Local Nusselt number contours for the mode in Reynolds number 100 with volume fraction of (a) φ _a = 0 and (b) φ _b = 0.04.

Figure 13(a) relates to mode (b) in Reynolds number 100 and pure water fluid. Figure 13(b) relates to mode (b) in Reynolds number 100 and volume fraction of 4% of the solid nanoparticle. It is observed that in mode (a), due to the existence of more ribs, in each nanoparticle volume fraction, the areas with higher local Nusselt number and those with lower heat distribution gradient increase compared to the mode (b). In addition to the number of ribs and higher height of ribs, increase in nanoparticle volume fraction in each Figures 12(b) and 13(b) compared to Figures 12(a) and 13(a) causes better distribution of heat transfer in the microchannel.

Conclusion

In this study, heat transfer of laminar flow of water–aluminum oxide nanofluid was investigated in rib-roughened three-dimensional microchannel, and the results were compared with those from the smooth microchannel in identical geometric and boundary conditions. According to the results obtained in this study, it can be found that using ribs in microchannels causes an increase in heat transfer rate and a decrease in heat gradient in between layers of cooling fluid.

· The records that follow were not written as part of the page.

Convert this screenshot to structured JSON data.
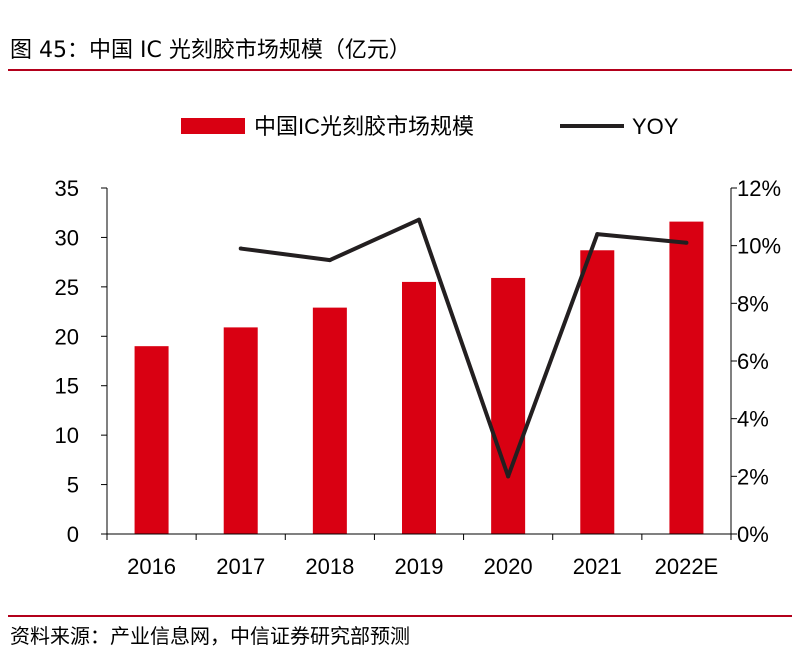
{
  "figure": {
    "title": "图 45：中国 IC 光刻胶市场规模（亿元）",
    "source": "资料来源：产业信息网，中信证券研究部预测"
  },
  "colors": {
    "bar": "#d90012",
    "line": "#231f20",
    "rule": "#b3001b",
    "axis": "#000000"
  },
  "chart_data": {
    "type": "bar",
    "categories": [
      "2016",
      "2017",
      "2018",
      "2019",
      "2020",
      "2021",
      "2022E"
    ],
    "series": [
      {
        "name": "中国IC光刻胶市场规模",
        "type": "bar",
        "axis": "left",
        "values": [
          19.0,
          20.9,
          22.9,
          25.5,
          25.9,
          28.7,
          31.6
        ]
      },
      {
        "name": "YOY",
        "type": "line",
        "axis": "right",
        "values": [
          null,
          9.9,
          9.5,
          10.9,
          2.0,
          10.4,
          10.1
        ]
      }
    ],
    "y_left": {
      "min": 0,
      "max": 35,
      "ticks": [
        "0",
        "5",
        "10",
        "15",
        "20",
        "25",
        "30",
        "35"
      ]
    },
    "y_right": {
      "min": 0,
      "max": 12,
      "ticks": [
        "0%",
        "2%",
        "4%",
        "6%",
        "8%",
        "10%",
        "12%"
      ]
    },
    "legend_position": "top-center",
    "grid": false
  }
}
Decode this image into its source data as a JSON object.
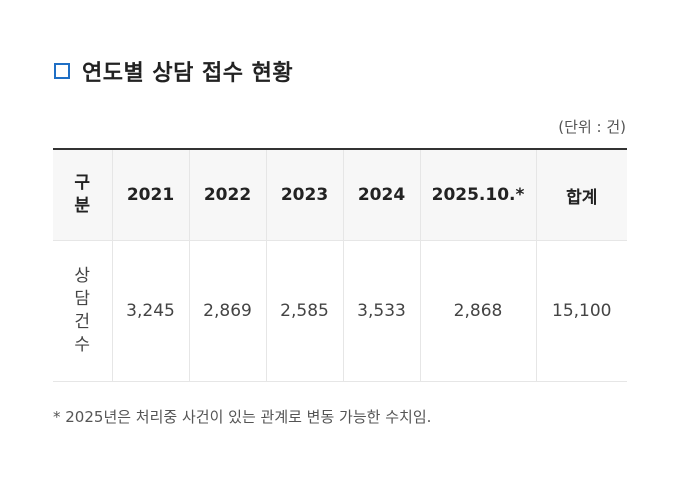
{
  "title": "연도별 상담 접수 현황",
  "unit_note": "(단위 : 건)",
  "table": {
    "header_label": "구분",
    "columns": [
      "2021",
      "2022",
      "2023",
      "2024",
      "2025.10.*",
      "합계"
    ],
    "row_label": "상담건수",
    "values": [
      "3,245",
      "2,869",
      "2,585",
      "3,533",
      "2,868",
      "15,100"
    ]
  },
  "footnote": "* 2025년은 처리중 사건이 있는 관계로 변동 가능한 수치임.",
  "colors": {
    "title_icon": "#1f6fc5",
    "header_bg": "#f7f7f7",
    "table_top_border": "#333333"
  },
  "icons": {
    "title_icon": "square-outline-icon"
  }
}
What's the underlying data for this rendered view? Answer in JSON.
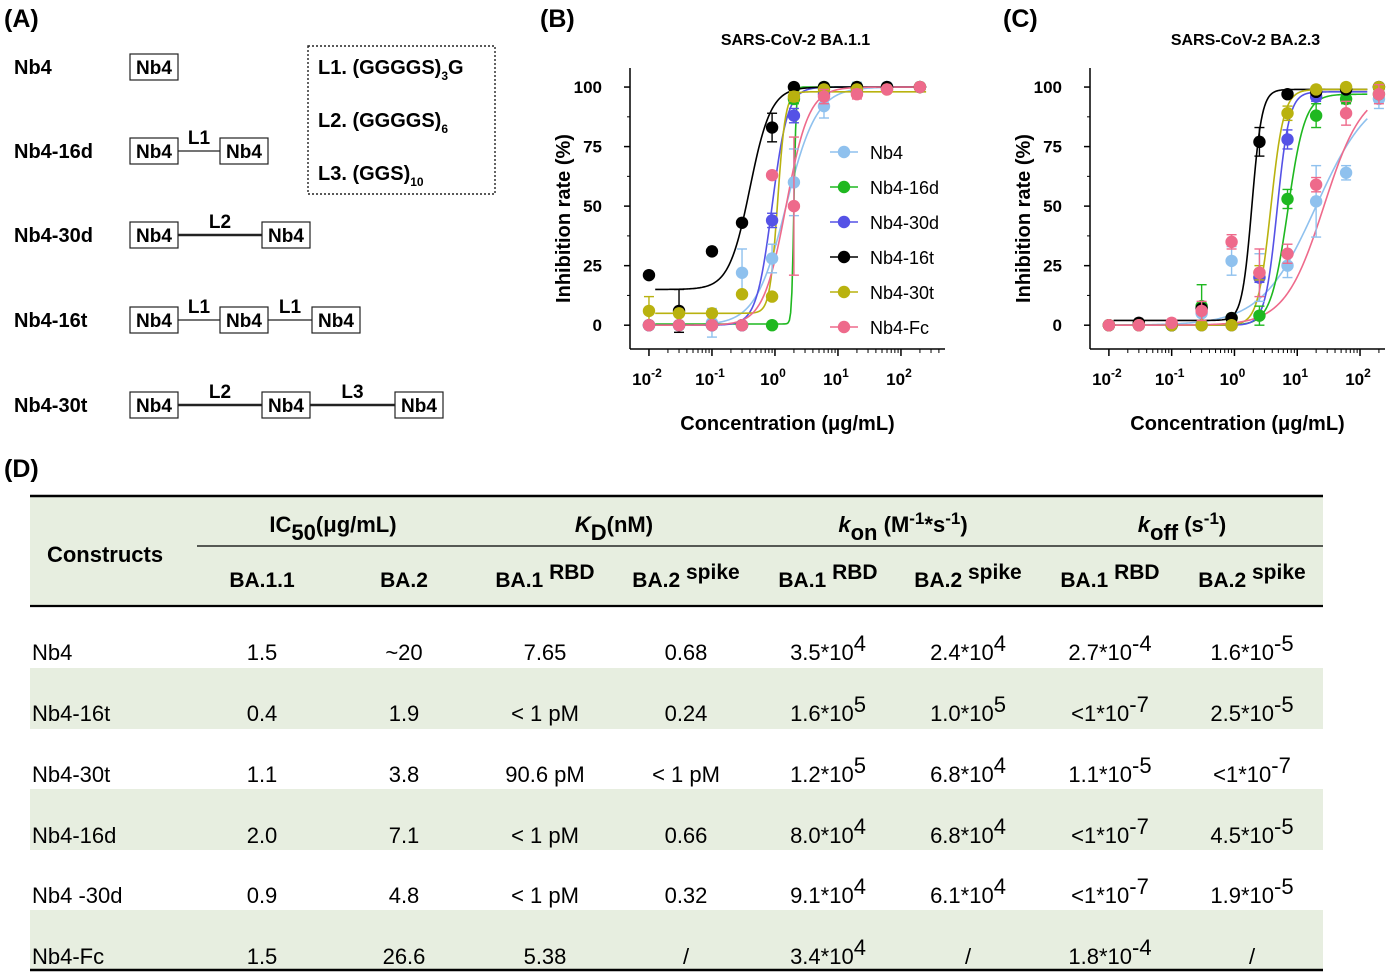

Existence of nanoparticles in the cooling fluid also has a significant effect on increasing heat transfer, which is reinforced with an increase in Reynolds number. However, on the other hand, existence of ribs in microchannel causes a pressure drop due to the obstruction compared to the smooth channel, which in turn causes an increase in friction factor and pumping power. Although using nanofluid causes an increase in heat transfer, existence of nanoparticles in the cooling fluid causes an increase in density and viscosity, which in turn increases shear rate in walls and friction factor and pumping power. Finally, efficiency of using ribs and nanofluid in the microchannel should be evaluated by PEC. Given the diagrams of Nusselt number ratio, a heat transfer of up to 4.5 times of the smooth channel can be obtained using nanofluid and ribs in the microchannel.